Question

A rain drop of radius 2 mm falls from a height of 500 m above the ground. It falls with decreasing acceleration (due to viscous resistance of the air) until at half its original height, it attains its maximum (terminal) speed, and moves with uniform speed thereafter. What is the work done by the gravitational force on the drop in the first and second half of its journey ? What is the work done by the resistive force in the entire journey if its speed on reaching the ground is 10 m s^–1 ?

Answer 1

Radius of the rain drop, r = 2 mm = 2 × 10 ^- 3 m

Volume of the rain drop, \(V = \frac{4 }{ 3} π r^3 \)

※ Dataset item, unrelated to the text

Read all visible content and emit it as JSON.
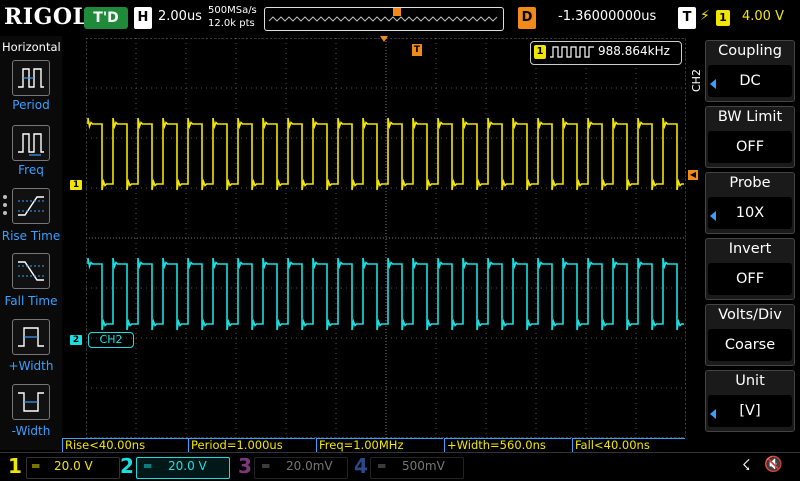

= \(\frac{4 }{ 3} \)× 3.14 × (2 × 10 ^-3)³m ^{- 3}
Density of water, ρ = 10³ kg m ^-3
Mass of the rain drop, m = ρV 

= \(\frac{4 }{ 3} \) × 3.14 × ( 2 × 10 ^{- 3})³ × 10 ³ kg
Gravitational force, F = mg 

= \(\frac{4 }{ 3} \)× 3.14 × ( 2 × 10^-3)³ × 10 ³ ×9.8 N
The work done by the gravitational force on the drop in the first half of its journey: 

W_I = Fs 

= \(\frac{4 }{ 3} \)× 3.14 × (2 × 10 ^{- 3})³ × 10 ³ × 9.8 × 250 

= 0.082 J
This amount of work is equal to the work done by the gravitational force on the drop in the second half of its journey, i.e., W_II, = 0.082 J
As per the law of conservation of energy, if no resistive force is present, then the total energy of the rain drop will remain the same. 

∴ Total energy at the top: ET = mgh + 0 = \(\frac{4 }{ 3} \) × 3.14 × (2 × 10 ^- 3)³ × 10 3 × 9.8 × 500 × 10 ^-5

= 0.164 J 

Due to the presence of a resistive force, the drop hits the ground with a velocity of 10 m/s. 

∴Total energy at the ground: E_G = \(\frac{1 }{ 2}\) mv² + 0 

= \(\frac{1 }{ 2}\) × \(\frac{4 }{ 3}\) × 3.14 × (2 × 10^-3)³ × 10³ × 9.8 × (10)² 

= 1.675 × 10 ^{- 3} J

∴Resistive force = E_G – E_T = –0.162 J.